What started as a vacation home for doctors Bassett and Marcela Brown turned into Napa’s first black-owned estate winery. The couple planted vineyards (because, Napa) during renovations in the 1980s and even sold grapes to local winemakers. In 1995, the family decided to bottle their own wine, and Brown Estate was formally established the following year. Brown’s Zinfandel regularly receives critical acclaim; taste for yourself at their tasting room in downtown Napa.


Trial lawyer and senior partner Theodora Lee first became interested in wine through her law firm mentors. In 2001, she purchased her own plot of land in Yorkville Highlands AVA—located between Alexander Valley and Anderson Valley—which she developed into her own vineyard. Estate Petite Syrah is her calling card, but she also sources grapes throughout California for her Pinot Noirs and signature blends.

Andre Hueston Mack helmed some of the best wine lists in the country while working as a sommelier at Thomas Keller’s French Laundry and Per Se, so you can bet he knows what he is doing. It is with this exceptional palate that he crafts Maison Noir wines, with cool-climate Pinot Noir, Pinot Gris, and Chardonnay from Willamette Valley as the focus. Taste these small-production wines at & Sons Ham Bar in Brooklyn, NY.

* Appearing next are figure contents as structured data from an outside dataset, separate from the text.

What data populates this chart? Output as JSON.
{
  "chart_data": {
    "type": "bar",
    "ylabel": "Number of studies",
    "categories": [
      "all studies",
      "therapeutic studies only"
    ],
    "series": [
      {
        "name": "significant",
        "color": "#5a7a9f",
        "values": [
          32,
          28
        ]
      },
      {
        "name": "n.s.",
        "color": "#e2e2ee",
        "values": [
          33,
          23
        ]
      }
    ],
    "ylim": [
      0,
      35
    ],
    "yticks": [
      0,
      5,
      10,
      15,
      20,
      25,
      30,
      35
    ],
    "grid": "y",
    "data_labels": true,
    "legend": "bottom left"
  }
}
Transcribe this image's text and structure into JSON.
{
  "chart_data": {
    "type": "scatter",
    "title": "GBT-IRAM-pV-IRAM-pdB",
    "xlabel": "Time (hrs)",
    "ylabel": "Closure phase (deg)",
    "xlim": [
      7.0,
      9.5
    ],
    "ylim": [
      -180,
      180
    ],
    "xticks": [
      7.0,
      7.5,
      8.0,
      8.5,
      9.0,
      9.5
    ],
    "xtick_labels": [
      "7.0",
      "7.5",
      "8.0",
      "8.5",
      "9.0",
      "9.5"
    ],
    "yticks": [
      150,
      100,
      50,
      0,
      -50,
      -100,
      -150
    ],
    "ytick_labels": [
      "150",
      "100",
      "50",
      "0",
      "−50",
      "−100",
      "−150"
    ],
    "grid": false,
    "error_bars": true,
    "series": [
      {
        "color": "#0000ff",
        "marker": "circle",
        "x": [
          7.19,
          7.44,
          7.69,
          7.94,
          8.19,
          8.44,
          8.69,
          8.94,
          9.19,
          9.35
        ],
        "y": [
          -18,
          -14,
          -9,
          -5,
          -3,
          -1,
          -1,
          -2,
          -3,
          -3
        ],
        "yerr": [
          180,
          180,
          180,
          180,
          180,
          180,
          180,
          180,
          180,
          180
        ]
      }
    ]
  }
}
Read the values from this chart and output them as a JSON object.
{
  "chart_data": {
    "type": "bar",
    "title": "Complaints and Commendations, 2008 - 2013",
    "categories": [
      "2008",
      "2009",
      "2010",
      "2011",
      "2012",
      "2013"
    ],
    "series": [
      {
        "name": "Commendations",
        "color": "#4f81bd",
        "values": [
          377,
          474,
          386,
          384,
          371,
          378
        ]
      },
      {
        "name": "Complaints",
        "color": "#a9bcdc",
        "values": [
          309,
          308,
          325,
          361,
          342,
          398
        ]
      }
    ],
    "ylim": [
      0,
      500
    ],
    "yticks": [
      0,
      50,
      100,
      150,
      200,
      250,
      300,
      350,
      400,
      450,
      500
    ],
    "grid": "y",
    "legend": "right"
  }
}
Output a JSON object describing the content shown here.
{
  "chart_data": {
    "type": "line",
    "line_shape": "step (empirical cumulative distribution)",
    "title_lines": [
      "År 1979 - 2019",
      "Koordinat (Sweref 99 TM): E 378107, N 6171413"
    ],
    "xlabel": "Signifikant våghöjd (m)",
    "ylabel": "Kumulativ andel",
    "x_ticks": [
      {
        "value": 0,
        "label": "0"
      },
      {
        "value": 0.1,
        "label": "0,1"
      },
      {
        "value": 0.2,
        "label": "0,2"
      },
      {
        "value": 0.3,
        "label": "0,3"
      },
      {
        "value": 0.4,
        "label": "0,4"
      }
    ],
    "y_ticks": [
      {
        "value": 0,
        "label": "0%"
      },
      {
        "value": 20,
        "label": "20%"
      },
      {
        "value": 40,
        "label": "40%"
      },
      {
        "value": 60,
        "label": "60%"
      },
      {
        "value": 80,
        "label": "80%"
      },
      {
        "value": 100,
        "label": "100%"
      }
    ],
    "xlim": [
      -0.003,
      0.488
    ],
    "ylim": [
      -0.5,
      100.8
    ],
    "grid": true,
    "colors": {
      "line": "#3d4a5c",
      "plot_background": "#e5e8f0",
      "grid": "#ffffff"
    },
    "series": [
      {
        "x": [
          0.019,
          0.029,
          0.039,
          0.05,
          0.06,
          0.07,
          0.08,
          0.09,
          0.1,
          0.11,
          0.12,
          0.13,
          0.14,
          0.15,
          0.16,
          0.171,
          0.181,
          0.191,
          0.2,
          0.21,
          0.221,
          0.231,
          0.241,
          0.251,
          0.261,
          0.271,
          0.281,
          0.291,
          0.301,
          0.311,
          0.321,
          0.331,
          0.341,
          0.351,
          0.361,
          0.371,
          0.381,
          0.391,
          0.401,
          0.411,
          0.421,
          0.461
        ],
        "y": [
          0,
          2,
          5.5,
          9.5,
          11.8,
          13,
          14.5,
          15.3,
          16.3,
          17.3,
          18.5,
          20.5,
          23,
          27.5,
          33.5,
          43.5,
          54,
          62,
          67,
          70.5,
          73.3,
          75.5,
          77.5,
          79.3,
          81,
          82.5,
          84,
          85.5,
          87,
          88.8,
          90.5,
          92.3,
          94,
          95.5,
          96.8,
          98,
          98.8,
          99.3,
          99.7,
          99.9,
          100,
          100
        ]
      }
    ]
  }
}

Phil Long and his wine Debra started as garagiste winemakers, but the popularity of their wines turned their hobby into a full-time career. Located just 30 minutes from San Francisco Bay, Longevity’s tasting room highlights the estate’s wide range of wines, from Chardonnay to Zinfandel. Now the president of the Association of African American Vintners, Phil’s experience furthers the organization’s goals of creating a strong winemaking community.